Climate fund row puts heat on Paris
The Paris climate change agreement has started to unravel as developing countries seek greater freedoms.
The Paris climate change agreement has started to unravel as a dispute over a $US100 billion-a-year climate fund prompts new demands that developing countries be given greater freedoms to increase their emissions.
Environment groups have claimed the Paris deal was “on the brink” after an emergency meeting in Bangkok at the weekend failed to reach consensus on crucial details on how the agreement would be managed.
A key sticking point was how a proposed $US100bn-a-year fund to help developing nations cope with climate change would be delivered.
The US and Australia were accused of working to stall negotiations by insisting that loans be included in the $100bn fund, which is not scheduled to start until 2020.
Australia has already committed $200 million to the preliminary Green Climate Fund and will be expected to be a major contributor to a new $US1.5bn climate resilience fund to help island nations adapt to the impacts of rising sea levels and more frequent natural disasters.
After 2020, Australia’s international climate funding would be expected to be hundreds of millions of dollars a year.

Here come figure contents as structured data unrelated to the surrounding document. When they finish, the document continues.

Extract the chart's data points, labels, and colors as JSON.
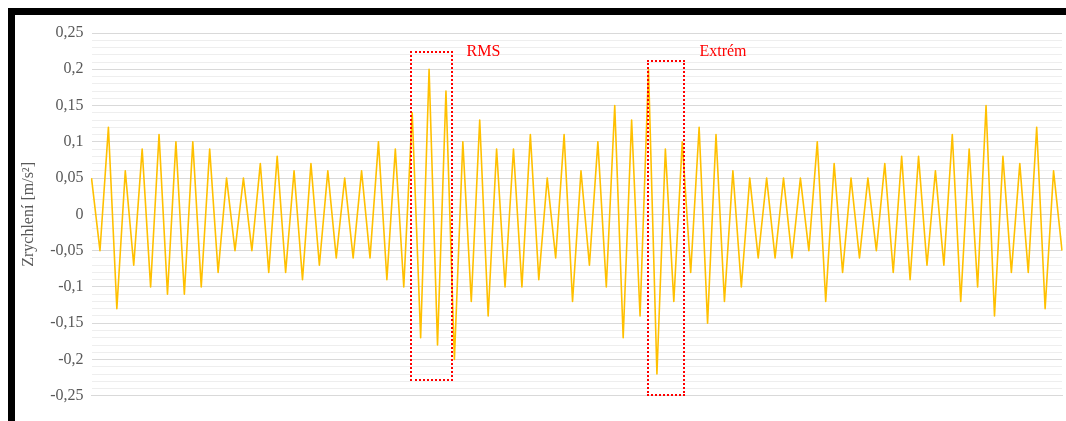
{
  "chart_data": {
    "type": "line",
    "ylabel": "Zrychlení [m/s²]",
    "annotations": [
      "RMS",
      "Extrém"
    ],
    "categories": [
      null,
      null,
      null,
      null,
      null,
      null,
      null,
      null,
      null,
      null,
      null,
      null,
      null,
      null,
      null,
      null,
      null,
      null,
      null,
      null,
      null,
      null,
      null,
      null,
      null,
      null,
      null,
      null,
      null,
      null,
      null,
      null,
      null,
      null,
      null,
      null,
      null,
      null,
      null,
      null,
      null,
      null,
      null,
      null,
      null,
      null,
      null,
      null,
      null,
      null,
      null,
      null,
      null,
      null,
      null,
      null,
      null,
      null,
      null,
      null,
      null,
      null,
      null,
      null,
      null,
      null,
      null,
      null,
      null,
      null,
      null,
      null,
      null,
      null,
      null,
      null,
      null,
      null,
      null,
      null,
      null,
      null,
      null,
      null,
      null,
      null,
      null,
      null,
      null,
      null,
      null,
      null,
      null,
      null,
      null,
      null,
      null,
      null,
      null,
      null,
      null,
      null,
      null,
      null,
      null,
      null,
      null,
      null,
      null,
      null,
      null,
      null,
      null,
      null,
      null,
      null
    ],
    "series": [
      {
        "color": "#ffc000",
        "values": [
          0.05,
          -0.05,
          0.12,
          -0.13,
          0.06,
          -0.07,
          0.09,
          -0.1,
          0.11,
          -0.11,
          0.1,
          -0.11,
          0.1,
          -0.1,
          0.09,
          -0.08,
          0.05,
          -0.05,
          0.05,
          -0.05,
          0.07,
          -0.08,
          0.08,
          -0.08,
          0.06,
          -0.09,
          0.07,
          -0.07,
          0.06,
          -0.06,
          0.05,
          -0.06,
          0.06,
          -0.06,
          0.1,
          -0.09,
          0.09,
          -0.1,
          0.14,
          -0.17,
          0.2,
          -0.18,
          0.17,
          -0.2,
          0.1,
          -0.12,
          0.13,
          -0.14,
          0.09,
          -0.1,
          0.09,
          -0.1,
          0.11,
          -0.09,
          0.05,
          -0.06,
          0.11,
          -0.12,
          0.06,
          -0.07,
          0.1,
          -0.1,
          0.15,
          -0.17,
          0.13,
          -0.14,
          0.2,
          -0.22,
          0.09,
          -0.12,
          0.1,
          -0.08,
          0.12,
          -0.15,
          0.11,
          -0.12,
          0.06,
          -0.1,
          0.05,
          -0.06,
          0.05,
          -0.06,
          0.05,
          -0.06,
          0.05,
          -0.05,
          0.1,
          -0.12,
          0.07,
          -0.08,
          0.05,
          -0.06,
          0.05,
          -0.05,
          0.07,
          -0.08,
          0.08,
          -0.09,
          0.08,
          -0.07,
          0.06,
          -0.07,
          0.11,
          -0.12,
          0.09,
          -0.1,
          0.15,
          -0.14,
          0.08,
          -0.08,
          0.07,
          -0.08,
          0.12,
          -0.13,
          0.06,
          -0.05
        ]
      }
    ],
    "ylim": [
      -0.25,
      0.25
    ],
    "yticks": [
      {
        "value": -0.25,
        "label": "-0,25"
      },
      {
        "value": -0.24,
        "label": null
      },
      {
        "value": -0.23,
        "label": null
      },
      {
        "value": -0.22,
        "label": null
      },
      {
        "value": -0.21,
        "label": null
      },
      {
        "value": -0.2,
        "label": "-0,2"
      },
      {
        "value": -0.19,
        "label": null
      },
      {
        "value": -0.18,
        "label": null
      },
      {
        "value": -0.17,
        "label": null
      },
      {
        "value": -0.16,
        "label": null
      },
      {
        "value": -0.15,
        "label": "-0,15"
      },
      {
        "value": -0.14,
        "label": null
      },
      {
        "value": -0.13,
        "label": null
      },
      {
        "value": -0.12,
        "label": null
      },
      {
        "value": -0.11,
        "label": null
      },
      {
        "value": -0.1,
        "label": "-0,1"
      },
      {
        "value": -0.09,
        "label": null
      },
      {
        "value": -0.08,
        "label": null
      },
      {
        "value": -0.07,
        "label": null
      },
      {
        "value": -0.06,
        "label": null
      },
      {
        "value": -0.05,
        "label": "-0,05"
      },
      {
        "value": -0.04,
        "label": null
      },
      {
        "value": -0.03,
        "label": null
      },
      {
        "value": -0.02,
        "label": null
      },
      {
        "value": -0.01,
        "label": null
      },
      0,
      {
        "value": 0.01,
        "label": null
      },
      {
        "value": 0.02,
        "label": null
      },
      {
        "value": 0.03,
        "label": null
      },
      {
        "value": 0.04,
        "label": null
      },
      {
        "value": 0.05,
        "label": "0,05"
      },
      {
        "value": 0.06,
        "label": null
      },
      {
        "value": 0.07,
        "label": null
      },
      {
        "value": 0.08,
        "label": null
      },
      {
        "value": 0.09,
        "label": null
      },
      {
        "value": 0.1,
        "label": "0,1"
      },
      {
        "value": 0.11,
        "label": null
      },
      {
        "value": 0.12,
        "label": null
      },
      {
        "value": 0.13,
        "label": null
      },
      {
        "value": 0.14,
        "label": null
      },
      {
        "value": 0.15,
        "label": "0,15"
      },
      {
        "value": 0.16,
        "label": null
      },
      {
        "value": 0.17,
        "label": null
      },
      {
        "value": 0.18,
        "label": null
      },
      {
        "value": 0.19,
        "label": null
      },
      {
        "value": 0.2,
        "label": "0,2"
      },
      {
        "value": 0.21,
        "label": null
      },
      {
        "value": 0.22,
        "label": null
      },
      {
        "value": 0.23,
        "label": null
      },
      {
        "value": 0.24,
        "label": null
      },
      {
        "value": 0.25,
        "label": "0,25"
      }
    ],
    "grid": "y",
    "legend": false,
    "marker": "none",
    "line_style": "solid"
  }
}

Developing countries are insisting the climate funds be in addition to existing foreign aid.
The US pledged $US3bn to the GCF but has delivered only $US1bn after Donald Trump froze the funding.

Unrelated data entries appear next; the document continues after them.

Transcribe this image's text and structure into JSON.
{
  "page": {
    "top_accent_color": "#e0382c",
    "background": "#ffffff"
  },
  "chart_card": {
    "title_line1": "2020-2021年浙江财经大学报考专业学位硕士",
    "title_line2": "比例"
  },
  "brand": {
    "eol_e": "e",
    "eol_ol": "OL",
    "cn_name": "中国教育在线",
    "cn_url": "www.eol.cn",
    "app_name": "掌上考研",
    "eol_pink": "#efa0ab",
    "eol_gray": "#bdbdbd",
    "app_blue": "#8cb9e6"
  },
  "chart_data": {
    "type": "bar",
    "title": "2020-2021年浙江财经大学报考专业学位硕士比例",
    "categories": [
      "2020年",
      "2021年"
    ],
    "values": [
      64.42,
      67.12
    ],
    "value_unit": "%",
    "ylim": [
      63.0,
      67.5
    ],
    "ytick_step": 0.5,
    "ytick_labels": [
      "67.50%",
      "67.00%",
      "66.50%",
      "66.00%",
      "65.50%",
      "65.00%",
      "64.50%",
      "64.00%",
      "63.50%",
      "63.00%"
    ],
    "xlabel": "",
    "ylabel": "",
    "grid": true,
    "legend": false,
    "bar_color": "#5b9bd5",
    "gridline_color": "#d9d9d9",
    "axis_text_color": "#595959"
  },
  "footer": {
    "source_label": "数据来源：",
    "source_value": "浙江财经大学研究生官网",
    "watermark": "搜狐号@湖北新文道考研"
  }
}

The US had been expected to be the major donor to the $US100bn fund because of the size of its economy and historic carbon dioxide emissions.

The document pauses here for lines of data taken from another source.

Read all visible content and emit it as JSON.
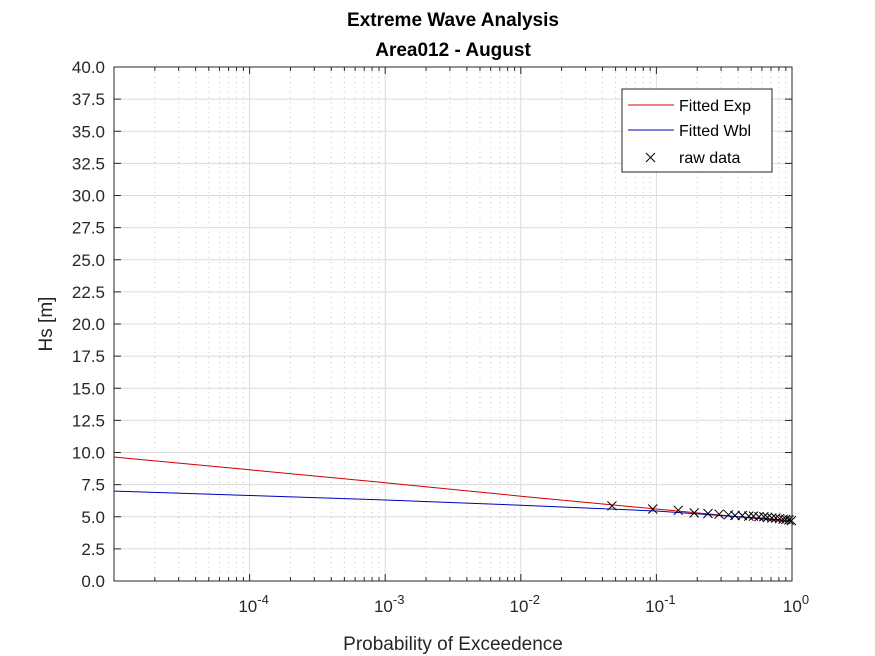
{
  "chart_data": {
    "type": "line",
    "title": "Extreme Wave Analysis",
    "subtitle": "Area012 - August",
    "xlabel": "Probability of Exceedence",
    "ylabel": "Hs [m]",
    "xscale": "log",
    "xlim": [
      1e-05,
      1
    ],
    "ylim": [
      0,
      40
    ],
    "grid": true,
    "x_ticks": [
      {
        "value": 0.0001,
        "base": "10",
        "exp": "-4"
      },
      {
        "value": 0.001,
        "base": "10",
        "exp": "-3"
      },
      {
        "value": 0.01,
        "base": "10",
        "exp": "-2"
      },
      {
        "value": 0.1,
        "base": "10",
        "exp": "-1"
      },
      {
        "value": 1,
        "base": "10",
        "exp": "0"
      }
    ],
    "y_ticks": [
      "0.0",
      "2.5",
      "5.0",
      "7.5",
      "10.0",
      "12.5",
      "15.0",
      "17.5",
      "20.0",
      "22.5",
      "25.0",
      "27.5",
      "30.0",
      "32.5",
      "35.0",
      "37.5",
      "40.0"
    ],
    "legend": {
      "location": "top-right",
      "entries": [
        "Fitted Exp",
        "Fitted Wbl",
        "raw data"
      ]
    },
    "series": [
      {
        "name": "Fitted Exp",
        "color": "#d00000",
        "type": "line",
        "x": [
          1e-05,
          0.0001,
          0.001,
          0.01,
          0.1,
          1
        ],
        "y": [
          9.65,
          8.65,
          7.65,
          6.6,
          5.6,
          4.6
        ]
      },
      {
        "name": "Fitted Wbl",
        "color": "#0000c0",
        "type": "line",
        "x": [
          1e-05,
          0.0001,
          0.001,
          0.01,
          0.1,
          1
        ],
        "y": [
          7.0,
          6.65,
          6.3,
          5.9,
          5.45,
          4.7
        ]
      },
      {
        "name": "raw data",
        "color": "#000000",
        "type": "scatter",
        "x": [
          0.047,
          0.094,
          0.145,
          0.19,
          0.24,
          0.29,
          0.34,
          0.38,
          0.43,
          0.48,
          0.52,
          0.57,
          0.62,
          0.66,
          0.71,
          0.76,
          0.81,
          0.86,
          0.9,
          0.95,
          0.99
        ],
        "y": [
          5.85,
          5.6,
          5.5,
          5.3,
          5.25,
          5.2,
          5.15,
          5.1,
          5.1,
          5.05,
          5.05,
          5.0,
          5.0,
          4.95,
          4.9,
          4.9,
          4.85,
          4.8,
          4.8,
          4.75,
          4.7
        ]
      }
    ]
  }
}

As the weekend talks broke down on finance, a group including China began to take a harder line on the different treatment of the developed and developing world.
Climate Victoria adviser Erwin Jackson said the Bangkok talks had failed to provide the clarity required for smooth negotiation at the climate summit in Poland in December.
Organisers have extended the conference in Katowice by one day to allow extra time for negotiations.
The Polish meeting is supposed to finalise the rule book that will govern the Paris Agreement from 2020.
“Frustrations are mounting around what developing countries see as lack of engagement by developed countries on finances,” Mr Jackson said.
Finance and differentiation have been the historic stumbling blocks to securing a global climate change accord.
Non-government groups at the Bangkok meeting said the talks had been “beset with tension”.
Key issues remained “stalemated” and the future of the Paris deal was “on the brink”, they said.
The body established to distribute the limited funding that had been raised to date has been gripped by turmoil. A meeting of the GCF in July disintegrated into acrimony over who should control the money, leading to the resignation of Australian chairman Howard Bamsey.